I know who I am. In spite of having nothing to support me, nothing to confirm my identity, nothing in this world to base it upon but the understanding of what makes me true to myself, I know the truth. I have always known it, even when I tried to deny it for the sake of others who expected or demanded that I conform to their perceptions of me. I am different from most people only in knowing exactly the cost of the circumstances of my birth. In philosophy and religion, it is common to hear that we choose our place in reality, but if you examine it more carefully the choice is not one based on getting what we want out of life, it is based on getting what we need to perfect ourselves; it is a test, a trial by fire. I assumed that my test was about self-sacrifice and accepting reality. Acting on this belief, I nearly destroyed myself.

It is obvious when you think about it. It does not matter what you are if you lose sight of who you are. If you take the person out of the picture, it ceases to have a frame of reference, a perspective that gives it significance and meaning. All of my life I have listened to people asking “what is the point of all this?” and as soon as I realized that without us all of this has no point, I understood. We are the point of all of this. We give this focus. The problem has always been that we have never really understood our purpose. We do not understand what it means to be the point of existence. In today’s world, “existential” is practically a dirty word. No one wants to be existential. We have turned our backs on the spiritual, the ephemeral, the insubstantial, intangible and invisible, and in the process turned our backs on ourselves. This is the path to destruction.

All of the pain and suffering in the world is a product of us walking down this path. If we fail to see the point in our own existence, we cannot truly see the point in anyone’s existence. In a pointless existence, we are driven only by the impulses to avoid pain and seek pleasure and either way we are rendered too numb to think. Without thought we are blind and indifferent to the consequences of our actions, the pain and suffering we cause. Instead of thinking, we rationalize. Instead of solving problems that we have created, we justify them and in the process we create injustice. We end up pitting ourselves against each other, struggling for power to rise above the conflict, creating institutions that marginalize and alienate us further. Each step on this path of destruction strips away a layer of our souls and makes it easier for us to destroy each other.
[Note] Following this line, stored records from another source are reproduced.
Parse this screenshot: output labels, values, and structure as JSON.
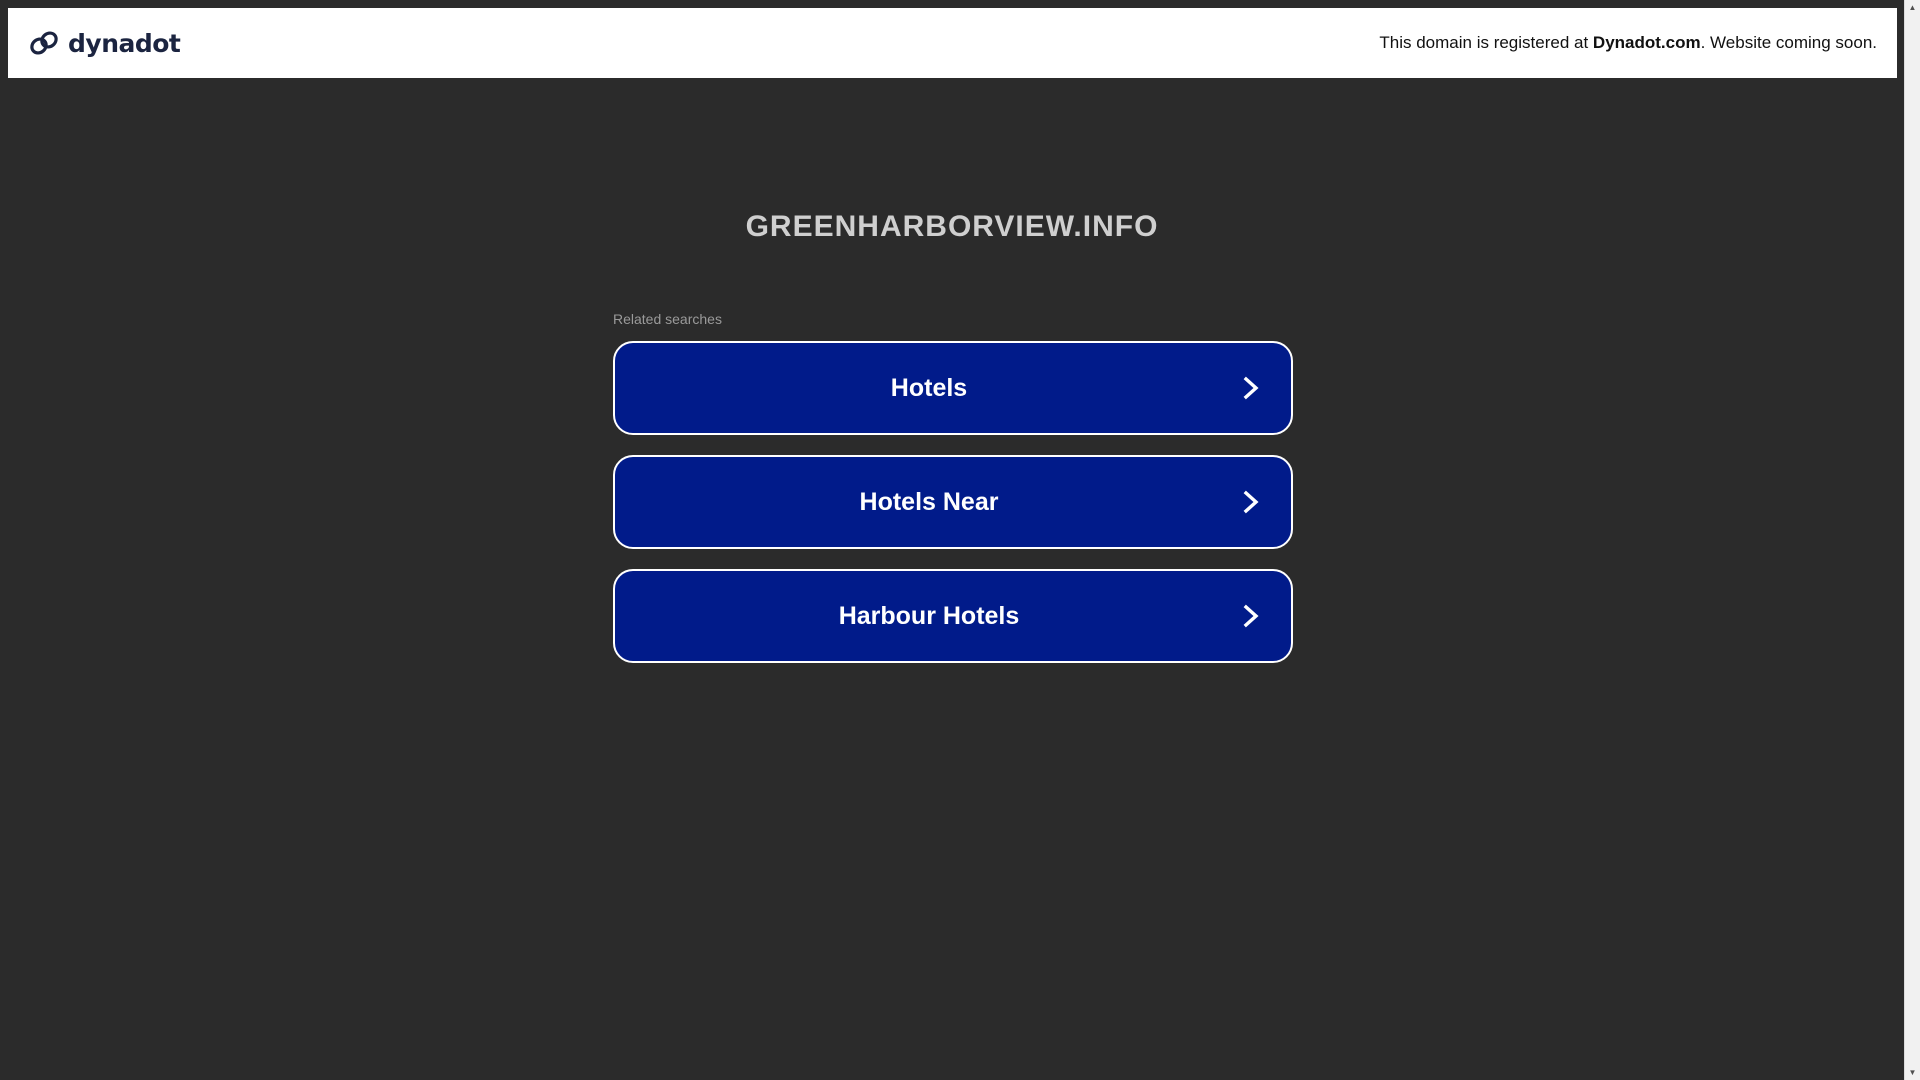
{
  "header": {
    "brand_name": "dynadot",
    "notice_prefix": "This domain is registered at ",
    "notice_brand": "Dynadot.com",
    "notice_suffix": ". Website coming soon."
  },
  "main": {
    "domain_name": "GREENHARBORVIEW.INFO",
    "related_label": "Related searches",
    "links": [
      {
        "label": "Hotels",
        "icon": "chevron-right-icon"
      },
      {
        "label": "Hotels Near",
        "icon": "chevron-right-icon"
      },
      {
        "label": "Harbour Hotels",
        "icon": "chevron-right-icon"
      }
    ]
  },
  "colors": {
    "background": "#2b2b2b",
    "header_bg": "#ffffff",
    "button_bg": "#011b8a",
    "button_border": "#ffffff",
    "brand_text": "#1b2440"
  }
}
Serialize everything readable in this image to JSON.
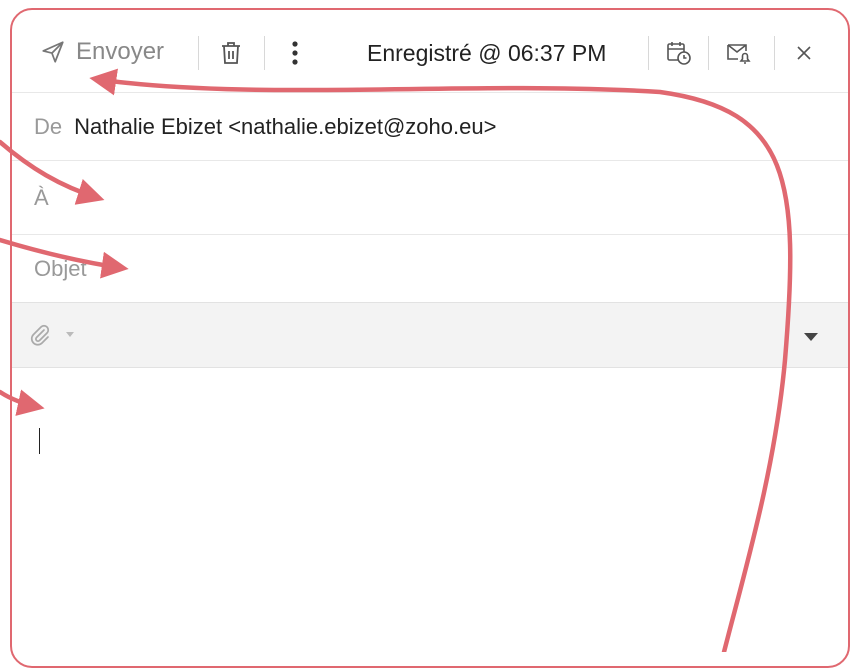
{
  "toolbar": {
    "send_label": "Envoyer",
    "saved_status": "Enregistré @ 06:37 PM",
    "icons": [
      "send-icon",
      "trash-icon",
      "more-vertical-icon",
      "schedule-icon",
      "reminder-icon",
      "close-icon"
    ]
  },
  "fields": {
    "from_label": "De",
    "from_value": "Nathalie Ebizet <nathalie.ebizet@zoho.eu>",
    "to_label": "À",
    "subject_label": "Objet"
  },
  "colors": {
    "annotation": "#e06870",
    "muted_text": "#999999",
    "primary_text": "#222222"
  }
}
As a misfit, I have always been painfully sensitive to the suffering of others, and the world’s suffering eclipses the imagination. The mere apprehension of it is overwhelming. Everyone is aware of it on some level and I am sure it is the weight of that apprehension that discourages so many, leaving them wondering if there is any point to existence, unable to understand how a meaningful universe could be so cruel and indifferent. I usually wonder why I am so desperate to find a place for myself in it. All I know is, this world is the one dream we all share and I am tired of dreaming alone.